Modern Plain Text Computing

This is the course website for the Fall 2025 seminar SOCIOL 703, Modern Plain Text Computing, taught at Duke University by Kieran Healy. It is required for first-year students in the department and open to others who are interested in the material.

A working scale model of a DEC PDP 11/70. — Figure 1: A working scale replica of a Digital Equipment Corporation PDP-11/70, one of the mainstays of computing in the 1970s.

Motivation

As researchers and scholars we depend on software to get our work done. But often, we do not know enough about how our computers work. Nor are we encouraged to reflect on why they work the way they do, or given any basic grounding in such matters as part of our training. Instead we end up fending for ourselves and pick things up informally. Or, instead of getting on with the task at hand, course instructors are forced to spend time quickly bringing people up to speed about where that document went, or what a file is, or why “that didn’t work” just now. In the worst case, we never get a feel for this stuff at all and end up marinating in an admixture of magical thinking about and sour resentment towards the machines we sit in front of for hours each day, and will likely sit in front of for the rest of our careers.

All of that is bad. This course is meant to help. The coding and data analysis tools we have are powerful, but the way the work tends to run against the grain of the devices we use most often: our phones. As a rule, apps on your phone hide their implementation details from you. They do not want you to worry too much about where things are stored, or how things are accomplished, or what happens if you need to do the same thing again later. They don’t talk to each other much, either. The fragmented and multifacted tasks associated with scholarly research, meanwhile, make distinctive demands on software. Most of them have to do with the need for control over what you are doing, and especially the importance of having a record of what you did that you can revisit and reproduce if needed. They also need to let us track down and diagnose errors. And they must assist us in pulling disparate pieces of a project together into a presentable final product like a talk, an article, or a book. This can be a tricky process to think about and manage in a systematic way.
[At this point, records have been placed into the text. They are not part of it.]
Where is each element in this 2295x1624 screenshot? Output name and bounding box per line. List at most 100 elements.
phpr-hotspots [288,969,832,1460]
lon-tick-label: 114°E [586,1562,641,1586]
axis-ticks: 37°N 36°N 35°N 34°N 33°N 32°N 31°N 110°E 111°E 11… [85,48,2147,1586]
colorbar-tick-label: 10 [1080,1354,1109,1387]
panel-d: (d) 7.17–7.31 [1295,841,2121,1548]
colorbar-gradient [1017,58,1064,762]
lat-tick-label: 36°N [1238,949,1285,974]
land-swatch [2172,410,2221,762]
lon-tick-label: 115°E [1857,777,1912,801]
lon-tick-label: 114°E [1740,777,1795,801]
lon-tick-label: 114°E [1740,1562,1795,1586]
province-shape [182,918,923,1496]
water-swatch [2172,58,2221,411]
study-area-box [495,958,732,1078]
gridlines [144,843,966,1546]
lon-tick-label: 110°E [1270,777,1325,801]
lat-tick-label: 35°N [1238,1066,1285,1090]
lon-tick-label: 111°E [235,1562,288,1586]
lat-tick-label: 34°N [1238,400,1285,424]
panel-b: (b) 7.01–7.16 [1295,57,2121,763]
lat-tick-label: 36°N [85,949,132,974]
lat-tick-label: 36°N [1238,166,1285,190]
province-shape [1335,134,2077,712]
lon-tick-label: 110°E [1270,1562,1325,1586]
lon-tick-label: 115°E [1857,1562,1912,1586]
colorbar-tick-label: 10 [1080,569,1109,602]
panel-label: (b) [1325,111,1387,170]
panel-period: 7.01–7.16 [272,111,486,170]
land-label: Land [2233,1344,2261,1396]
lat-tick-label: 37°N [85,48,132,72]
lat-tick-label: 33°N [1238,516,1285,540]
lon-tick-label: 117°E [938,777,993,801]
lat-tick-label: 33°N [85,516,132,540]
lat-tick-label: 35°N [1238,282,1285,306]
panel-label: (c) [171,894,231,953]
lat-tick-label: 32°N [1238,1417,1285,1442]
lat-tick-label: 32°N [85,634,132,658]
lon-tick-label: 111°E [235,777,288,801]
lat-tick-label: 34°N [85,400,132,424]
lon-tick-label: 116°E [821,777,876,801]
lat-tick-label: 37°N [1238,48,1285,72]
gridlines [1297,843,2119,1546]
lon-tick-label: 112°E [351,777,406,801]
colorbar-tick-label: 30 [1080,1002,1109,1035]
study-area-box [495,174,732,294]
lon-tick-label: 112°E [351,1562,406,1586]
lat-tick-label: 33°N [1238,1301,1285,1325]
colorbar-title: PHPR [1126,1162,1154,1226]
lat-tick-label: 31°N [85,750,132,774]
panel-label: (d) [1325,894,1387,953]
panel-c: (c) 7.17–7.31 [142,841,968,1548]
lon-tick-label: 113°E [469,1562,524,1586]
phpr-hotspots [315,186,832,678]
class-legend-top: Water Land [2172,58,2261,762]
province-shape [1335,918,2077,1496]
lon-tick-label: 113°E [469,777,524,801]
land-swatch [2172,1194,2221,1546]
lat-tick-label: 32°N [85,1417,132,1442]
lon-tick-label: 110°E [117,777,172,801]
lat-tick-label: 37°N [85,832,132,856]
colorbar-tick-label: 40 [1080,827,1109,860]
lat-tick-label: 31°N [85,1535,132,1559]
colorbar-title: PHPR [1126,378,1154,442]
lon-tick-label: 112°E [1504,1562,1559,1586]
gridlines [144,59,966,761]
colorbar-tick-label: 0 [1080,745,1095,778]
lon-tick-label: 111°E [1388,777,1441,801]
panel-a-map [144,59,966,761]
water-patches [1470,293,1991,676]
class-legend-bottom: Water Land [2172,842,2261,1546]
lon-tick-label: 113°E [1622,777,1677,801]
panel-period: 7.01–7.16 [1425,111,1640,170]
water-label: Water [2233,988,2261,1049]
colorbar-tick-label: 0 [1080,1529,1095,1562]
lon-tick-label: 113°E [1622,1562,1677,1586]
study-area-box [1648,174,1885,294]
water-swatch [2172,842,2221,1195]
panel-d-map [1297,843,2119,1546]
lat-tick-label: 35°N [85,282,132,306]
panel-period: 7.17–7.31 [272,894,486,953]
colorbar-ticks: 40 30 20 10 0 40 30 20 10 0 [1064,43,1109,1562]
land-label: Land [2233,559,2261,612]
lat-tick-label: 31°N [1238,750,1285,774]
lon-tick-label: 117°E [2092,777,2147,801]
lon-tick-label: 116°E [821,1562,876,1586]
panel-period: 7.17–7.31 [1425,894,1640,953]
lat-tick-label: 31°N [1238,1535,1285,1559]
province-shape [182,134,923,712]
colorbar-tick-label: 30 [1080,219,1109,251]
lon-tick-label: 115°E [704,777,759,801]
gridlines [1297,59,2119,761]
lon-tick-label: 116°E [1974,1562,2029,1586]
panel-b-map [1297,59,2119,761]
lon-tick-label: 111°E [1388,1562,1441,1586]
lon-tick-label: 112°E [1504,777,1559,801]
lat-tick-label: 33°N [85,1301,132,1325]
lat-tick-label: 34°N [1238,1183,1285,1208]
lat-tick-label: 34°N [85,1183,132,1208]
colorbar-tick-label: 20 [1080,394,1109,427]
To address these challenges, modern technical computing platforms provide us with a suite of powerful, modular, composable tools and techniques. The bad news is that they are not magic; they cannot do our thinking for us. The good news is that they are stable and reliable. Many are supported by helpful communities. Most are developed and improved in the open. Almost all are available for free. Nearly without exception, they tend to work through the medium of explicit, structured instructions written out in plain text. In other words they work by having you write some code, in the broadest sense. People who do research involving structured data of any kind should become familiar with these tools. Lack of familiarly with the basics encourages bad habits and unhealthy attitudes ranging from misplaced contempt to creeping despair.

Throughout the seminar we will move back and forth between two perspectives. First, we will learn about specific tools and tricks associated with using them. Concretely we will learn how to use the file system, the terminal, a text editor, and a programming language and development environment oriented to the analysis of tabular data. At this level we will focus on examples that come up in our everyday work. But second, we will try to develop a way of thinking about what we are doing. We don’t need to learn every tool in the box right away. There are far too many of them to even try, in any case. Rather, we will try to understand why these tools work the way they do, and why the approach they embody is so useful. In the process we will cultivate an attitude of determined curiosity that will help us notice and solve problems in our work as they (inevitably) arise, even when they are (undeniably) frustrating.

What we’ll cover

We have twelve class weeks for this seminar, excluding Labor Day and Fall Break. During that time we will learn some elements of plain-text computing that every graduate student in the social sciences (and beyond!) should know something about. They are shown in Table 1.

Table 1: Overview of the course schedule.

Week	Date	Topic
1	Aug 25	Big Picture: Doing your work properly
2	Sep 1	No class (Labor Day)
3	Sep 8	The file system; the shell; the terminal
4	Sep 15	Using R to look at data
5	Sep 22	Tidy data and dplyr
6	Sep 29	More on dplyr, tidyr, and related packages
7	Oct 6	Ingesting and cleaning data
8	Oct 13	No class (Fall break)
9	Oct 20	Version Control: git and GitHub
10	Oct 27	Iterating on Data and Models
11	Nov 3	Databases and APIs
12	Nov 10	Parallel Computing
13	Nov 17	Helpers, build systems, and environments
14	Nov 24	Packages, and LLMs

Consult the course schedule page for more detail on weekly topics, readings, and assignments. The syllabus has more information on expectations, requirements, course polices, and assessment for the seminar.